Remember, just because the first draft of an idea looks crazy does not mean that the final draft will be crazy. Take the time to try a second or third draft before abandoning an idea. You may be surprised about how good that last draft can be.

3. Knowing when to Focus.
Not all surprises are good, however. Sometimes a seemingly great initial thought can lead nowhere. Some of those operas which initially seemed fantastic did not pan out. Therefore, not all ideas should be followed through to completion. Yes, spend enough time in thought and incubation in order to get a more informed point of view. But eventually narrow the focus to the few ideas with the greatest potential.

If you try to go down every path, you will never excel in the execution of any path. And you will quickly run out of time and money. And you will confuse the customer about what you stand for.

Therefore, narrow the major efforts to a small number of high potential initiatives, chosen from among the broad-based, but small effort, incubations going on all the time.

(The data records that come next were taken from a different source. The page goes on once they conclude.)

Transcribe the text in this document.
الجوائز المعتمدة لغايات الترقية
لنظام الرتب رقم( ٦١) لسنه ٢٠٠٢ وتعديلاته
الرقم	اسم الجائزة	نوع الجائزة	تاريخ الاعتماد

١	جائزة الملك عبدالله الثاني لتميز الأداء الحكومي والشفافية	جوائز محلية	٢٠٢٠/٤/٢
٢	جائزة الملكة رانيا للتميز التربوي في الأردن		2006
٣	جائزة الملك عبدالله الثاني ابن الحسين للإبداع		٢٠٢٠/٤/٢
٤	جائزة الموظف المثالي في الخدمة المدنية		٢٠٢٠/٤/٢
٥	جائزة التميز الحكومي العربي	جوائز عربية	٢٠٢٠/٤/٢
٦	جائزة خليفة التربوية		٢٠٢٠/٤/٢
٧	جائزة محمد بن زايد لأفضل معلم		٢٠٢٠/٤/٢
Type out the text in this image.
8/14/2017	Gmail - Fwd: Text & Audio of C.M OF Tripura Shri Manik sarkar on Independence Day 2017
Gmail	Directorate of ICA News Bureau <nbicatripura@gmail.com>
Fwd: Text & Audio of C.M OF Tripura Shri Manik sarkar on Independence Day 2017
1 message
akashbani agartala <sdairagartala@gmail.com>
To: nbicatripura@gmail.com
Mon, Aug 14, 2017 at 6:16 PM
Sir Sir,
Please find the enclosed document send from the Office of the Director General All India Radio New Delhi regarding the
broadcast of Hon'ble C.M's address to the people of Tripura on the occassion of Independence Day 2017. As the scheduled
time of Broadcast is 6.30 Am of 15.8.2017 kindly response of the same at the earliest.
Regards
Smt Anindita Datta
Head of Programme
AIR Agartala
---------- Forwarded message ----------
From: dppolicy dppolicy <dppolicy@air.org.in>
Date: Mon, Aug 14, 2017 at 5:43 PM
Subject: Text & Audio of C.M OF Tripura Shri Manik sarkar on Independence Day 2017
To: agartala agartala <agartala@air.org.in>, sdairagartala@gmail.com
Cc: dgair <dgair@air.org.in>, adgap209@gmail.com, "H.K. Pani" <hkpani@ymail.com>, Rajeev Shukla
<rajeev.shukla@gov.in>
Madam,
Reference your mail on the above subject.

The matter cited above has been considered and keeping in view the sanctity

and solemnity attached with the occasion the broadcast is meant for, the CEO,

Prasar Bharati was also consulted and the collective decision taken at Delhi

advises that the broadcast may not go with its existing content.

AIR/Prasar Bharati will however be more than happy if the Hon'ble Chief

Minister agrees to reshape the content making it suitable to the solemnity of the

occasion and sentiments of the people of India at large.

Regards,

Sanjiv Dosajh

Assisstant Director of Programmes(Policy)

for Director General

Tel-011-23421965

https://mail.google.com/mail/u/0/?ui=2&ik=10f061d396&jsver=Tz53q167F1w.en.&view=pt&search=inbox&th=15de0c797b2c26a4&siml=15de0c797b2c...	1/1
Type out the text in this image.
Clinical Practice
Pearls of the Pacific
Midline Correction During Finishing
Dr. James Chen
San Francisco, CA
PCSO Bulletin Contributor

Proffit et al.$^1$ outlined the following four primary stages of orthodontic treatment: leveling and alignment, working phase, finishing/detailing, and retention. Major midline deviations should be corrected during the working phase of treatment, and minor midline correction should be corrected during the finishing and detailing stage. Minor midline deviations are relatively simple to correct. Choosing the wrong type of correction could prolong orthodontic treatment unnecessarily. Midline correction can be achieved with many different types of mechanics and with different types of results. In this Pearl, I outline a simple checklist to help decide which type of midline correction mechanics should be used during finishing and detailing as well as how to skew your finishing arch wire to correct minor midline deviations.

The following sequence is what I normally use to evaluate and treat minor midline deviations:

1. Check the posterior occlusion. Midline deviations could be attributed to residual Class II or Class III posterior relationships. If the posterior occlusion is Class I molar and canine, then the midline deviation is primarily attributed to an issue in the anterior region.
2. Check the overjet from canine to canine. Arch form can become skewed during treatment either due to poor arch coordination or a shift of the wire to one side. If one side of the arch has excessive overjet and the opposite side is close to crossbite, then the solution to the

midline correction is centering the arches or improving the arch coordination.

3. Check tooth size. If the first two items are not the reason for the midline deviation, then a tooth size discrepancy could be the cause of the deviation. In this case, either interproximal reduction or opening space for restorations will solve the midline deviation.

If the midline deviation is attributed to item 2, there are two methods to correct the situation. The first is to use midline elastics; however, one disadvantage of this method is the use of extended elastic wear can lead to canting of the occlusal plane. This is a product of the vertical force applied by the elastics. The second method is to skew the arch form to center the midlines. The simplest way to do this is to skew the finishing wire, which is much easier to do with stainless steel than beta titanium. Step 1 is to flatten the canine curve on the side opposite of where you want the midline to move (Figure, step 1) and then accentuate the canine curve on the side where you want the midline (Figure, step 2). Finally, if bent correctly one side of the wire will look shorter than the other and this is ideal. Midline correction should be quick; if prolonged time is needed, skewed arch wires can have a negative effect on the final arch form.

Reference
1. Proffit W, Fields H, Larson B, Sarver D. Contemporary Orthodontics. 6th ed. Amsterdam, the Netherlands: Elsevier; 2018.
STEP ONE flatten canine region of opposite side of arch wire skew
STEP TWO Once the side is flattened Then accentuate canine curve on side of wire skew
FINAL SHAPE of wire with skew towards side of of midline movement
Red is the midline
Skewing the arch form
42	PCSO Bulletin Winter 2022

And if a major initiative eventually turns out to be a bomb, it is okay to retreat and start over again. Netflix quickly discovered that their idea to split the company and drastically raise fees was a bomb and smartly retreated. Don’t let your ego keep you from admitting mistakes. After all, you can’t fix a problem until you admit you have one.

SUMMARY
Strategic planning has a significant creative element within the process. To ensure that the creative effort is allowed to create enough great ideas, one needs to avoid prematurely rejecting anything that initially sounds a bit crazy. Keep in mind that a legacy business will not last forever and if you don’t replace it, someone else will (often with an idea you rejected). Also, remember that it takes time to figure out which ideas truly have merit. Initial impressions can be wrong, so don’t be too hasty. Finally, if an idea goes bad during execution, it is okay to retreat and start over. Mistakes are only bad if you continue in them and do not learn from them.

FINAL THOUGHTS
A few losers don’t look so bad if they are surrounded by many more great successes. And sometimes the only way to get all those great successes is to take the risks which lead to a few losers. Doing nothing, in order to prevent any losers, also prevents any winners.